California has passed legislation that allows the state insurance commissioner to take over an insurer that the US Treasury Secretary has determined is insolvent or in danger of becoming insolvent, conforming California’s law to federal law under the requirements of the Dodd-Frank Wall Street Reform Act of 2012 (Dodd-Frank).
The new law is a response to the process for any future liquidation of systemically important insurers, as they are determined by the Financial Stability Oversight Committee (FSOC).
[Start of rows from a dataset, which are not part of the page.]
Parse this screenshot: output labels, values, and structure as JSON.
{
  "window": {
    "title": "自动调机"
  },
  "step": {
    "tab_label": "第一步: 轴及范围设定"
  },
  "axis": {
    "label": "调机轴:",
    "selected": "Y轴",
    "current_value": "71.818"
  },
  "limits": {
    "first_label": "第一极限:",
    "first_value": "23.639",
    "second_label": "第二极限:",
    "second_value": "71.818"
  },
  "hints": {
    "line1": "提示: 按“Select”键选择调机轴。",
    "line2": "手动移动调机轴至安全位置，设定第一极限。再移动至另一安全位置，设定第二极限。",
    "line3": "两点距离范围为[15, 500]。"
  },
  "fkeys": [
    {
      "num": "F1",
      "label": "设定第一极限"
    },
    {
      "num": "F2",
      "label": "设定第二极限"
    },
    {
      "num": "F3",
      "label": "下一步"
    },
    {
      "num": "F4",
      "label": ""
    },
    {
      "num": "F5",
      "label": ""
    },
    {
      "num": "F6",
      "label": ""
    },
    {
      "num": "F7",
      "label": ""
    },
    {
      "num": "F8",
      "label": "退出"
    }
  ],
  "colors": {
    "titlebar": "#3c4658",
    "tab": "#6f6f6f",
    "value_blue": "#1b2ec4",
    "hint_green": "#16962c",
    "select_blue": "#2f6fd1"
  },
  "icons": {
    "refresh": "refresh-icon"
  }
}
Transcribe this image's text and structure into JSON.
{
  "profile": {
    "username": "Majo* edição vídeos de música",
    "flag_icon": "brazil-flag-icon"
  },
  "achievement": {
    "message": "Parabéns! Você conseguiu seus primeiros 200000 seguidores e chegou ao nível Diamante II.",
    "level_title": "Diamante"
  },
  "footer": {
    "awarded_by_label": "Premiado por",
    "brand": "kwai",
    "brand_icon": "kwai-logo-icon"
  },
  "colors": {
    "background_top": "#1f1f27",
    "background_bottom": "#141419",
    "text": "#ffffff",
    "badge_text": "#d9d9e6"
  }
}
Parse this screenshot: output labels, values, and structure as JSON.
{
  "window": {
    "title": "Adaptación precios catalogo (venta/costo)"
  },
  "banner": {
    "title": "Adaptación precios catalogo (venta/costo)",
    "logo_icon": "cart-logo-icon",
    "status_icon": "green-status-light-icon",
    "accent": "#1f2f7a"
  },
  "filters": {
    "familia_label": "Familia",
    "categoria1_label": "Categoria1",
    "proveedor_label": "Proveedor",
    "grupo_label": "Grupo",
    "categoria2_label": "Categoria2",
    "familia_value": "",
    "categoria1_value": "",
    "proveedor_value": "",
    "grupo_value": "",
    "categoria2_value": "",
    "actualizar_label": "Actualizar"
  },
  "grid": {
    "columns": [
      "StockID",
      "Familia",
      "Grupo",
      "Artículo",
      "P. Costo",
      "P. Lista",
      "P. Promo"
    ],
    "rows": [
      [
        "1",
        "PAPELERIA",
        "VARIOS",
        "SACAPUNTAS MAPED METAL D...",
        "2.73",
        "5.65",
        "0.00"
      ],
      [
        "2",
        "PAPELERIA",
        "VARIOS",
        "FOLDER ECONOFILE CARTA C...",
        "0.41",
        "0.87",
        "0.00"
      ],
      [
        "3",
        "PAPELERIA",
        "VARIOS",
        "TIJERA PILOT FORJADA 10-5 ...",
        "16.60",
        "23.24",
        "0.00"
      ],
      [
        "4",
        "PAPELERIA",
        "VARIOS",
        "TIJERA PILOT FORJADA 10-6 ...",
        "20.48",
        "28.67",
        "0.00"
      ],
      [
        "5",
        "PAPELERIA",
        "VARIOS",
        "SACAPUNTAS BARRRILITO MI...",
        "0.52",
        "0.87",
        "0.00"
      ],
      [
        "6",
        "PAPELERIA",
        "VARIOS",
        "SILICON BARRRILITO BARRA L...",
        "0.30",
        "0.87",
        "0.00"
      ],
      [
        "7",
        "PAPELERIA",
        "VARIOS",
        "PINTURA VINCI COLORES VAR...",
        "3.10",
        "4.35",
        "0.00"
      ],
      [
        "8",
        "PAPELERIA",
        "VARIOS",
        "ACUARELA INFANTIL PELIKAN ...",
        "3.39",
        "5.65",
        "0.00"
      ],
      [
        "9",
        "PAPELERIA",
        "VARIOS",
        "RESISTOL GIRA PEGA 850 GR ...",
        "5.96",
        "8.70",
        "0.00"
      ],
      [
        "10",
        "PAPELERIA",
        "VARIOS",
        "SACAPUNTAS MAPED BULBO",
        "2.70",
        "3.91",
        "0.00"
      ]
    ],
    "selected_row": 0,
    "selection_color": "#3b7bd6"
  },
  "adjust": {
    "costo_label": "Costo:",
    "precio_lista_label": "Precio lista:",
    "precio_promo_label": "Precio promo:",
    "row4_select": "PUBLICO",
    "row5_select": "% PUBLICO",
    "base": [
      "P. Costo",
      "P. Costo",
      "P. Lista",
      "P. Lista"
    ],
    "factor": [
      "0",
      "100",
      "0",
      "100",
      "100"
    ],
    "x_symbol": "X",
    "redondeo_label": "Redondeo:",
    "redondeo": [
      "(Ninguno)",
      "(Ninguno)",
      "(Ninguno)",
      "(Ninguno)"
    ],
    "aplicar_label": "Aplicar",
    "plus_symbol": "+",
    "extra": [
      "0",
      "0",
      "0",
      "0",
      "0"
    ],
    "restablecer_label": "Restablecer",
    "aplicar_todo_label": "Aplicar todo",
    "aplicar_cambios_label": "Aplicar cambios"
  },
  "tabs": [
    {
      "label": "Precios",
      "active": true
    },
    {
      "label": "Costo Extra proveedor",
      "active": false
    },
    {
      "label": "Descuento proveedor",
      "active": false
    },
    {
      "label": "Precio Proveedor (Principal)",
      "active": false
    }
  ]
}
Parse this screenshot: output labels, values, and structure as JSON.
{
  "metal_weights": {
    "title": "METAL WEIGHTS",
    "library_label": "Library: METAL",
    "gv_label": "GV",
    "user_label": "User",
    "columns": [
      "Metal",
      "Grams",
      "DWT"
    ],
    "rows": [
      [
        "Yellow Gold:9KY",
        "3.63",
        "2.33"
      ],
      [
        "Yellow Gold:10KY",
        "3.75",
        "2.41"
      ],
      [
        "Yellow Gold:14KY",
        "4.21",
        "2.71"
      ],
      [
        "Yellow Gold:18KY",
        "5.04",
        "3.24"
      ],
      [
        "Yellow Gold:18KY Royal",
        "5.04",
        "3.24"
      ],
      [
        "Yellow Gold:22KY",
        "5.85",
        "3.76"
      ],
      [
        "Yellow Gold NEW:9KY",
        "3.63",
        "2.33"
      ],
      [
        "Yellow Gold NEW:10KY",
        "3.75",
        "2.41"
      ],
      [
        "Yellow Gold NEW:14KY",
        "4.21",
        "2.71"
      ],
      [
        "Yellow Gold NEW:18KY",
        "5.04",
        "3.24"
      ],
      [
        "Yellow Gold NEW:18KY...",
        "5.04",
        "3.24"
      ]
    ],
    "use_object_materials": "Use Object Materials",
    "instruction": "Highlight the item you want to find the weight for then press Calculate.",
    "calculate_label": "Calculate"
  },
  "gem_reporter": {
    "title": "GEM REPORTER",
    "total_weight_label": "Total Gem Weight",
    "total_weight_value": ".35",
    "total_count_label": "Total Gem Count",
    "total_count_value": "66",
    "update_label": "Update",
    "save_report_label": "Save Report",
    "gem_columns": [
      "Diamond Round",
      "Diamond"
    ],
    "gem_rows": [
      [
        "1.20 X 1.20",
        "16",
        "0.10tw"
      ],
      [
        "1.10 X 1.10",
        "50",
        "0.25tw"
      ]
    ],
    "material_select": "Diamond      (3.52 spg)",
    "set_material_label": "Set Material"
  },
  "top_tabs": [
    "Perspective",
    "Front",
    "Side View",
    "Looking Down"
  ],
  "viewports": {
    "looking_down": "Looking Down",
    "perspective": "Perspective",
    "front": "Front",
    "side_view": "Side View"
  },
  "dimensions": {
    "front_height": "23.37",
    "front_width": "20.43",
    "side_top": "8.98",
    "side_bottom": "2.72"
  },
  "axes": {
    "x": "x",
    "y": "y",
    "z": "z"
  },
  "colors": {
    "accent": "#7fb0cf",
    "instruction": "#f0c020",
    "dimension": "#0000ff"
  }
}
That process is well underway, with a few unnamed institutions already identified and under review by the FSOC, including American International Group (AIG), the company announced today.
The legislation, AB 2303, authored by the Assembly Committee on Insurance, becomes effective on January 1, 2013.
Current state law allows the insurance commissioner to take over insolvent insurers domiciled in California but only after exams are done and after a review by the California Conservation and Liquidation Office.
The provision added in AB 2303 adds a new trigger as to when the commissioner may take over an insurer.
This measure, which received unanimous, bipartisan support throughout the legislative process, is sponsored by Insurance Commissioner Dave Jones and the California Department of Insurance.
Dodd-Frank granted the Treasury secretary the authority to make insolvency-related determinations on specified insurers, but retained the act of conserving and liquidating with the states.
AB 2303, which is one of the first in the nation to address this procedural gap, ensures a timely process for initiating the conservation and liquidation process of insurers.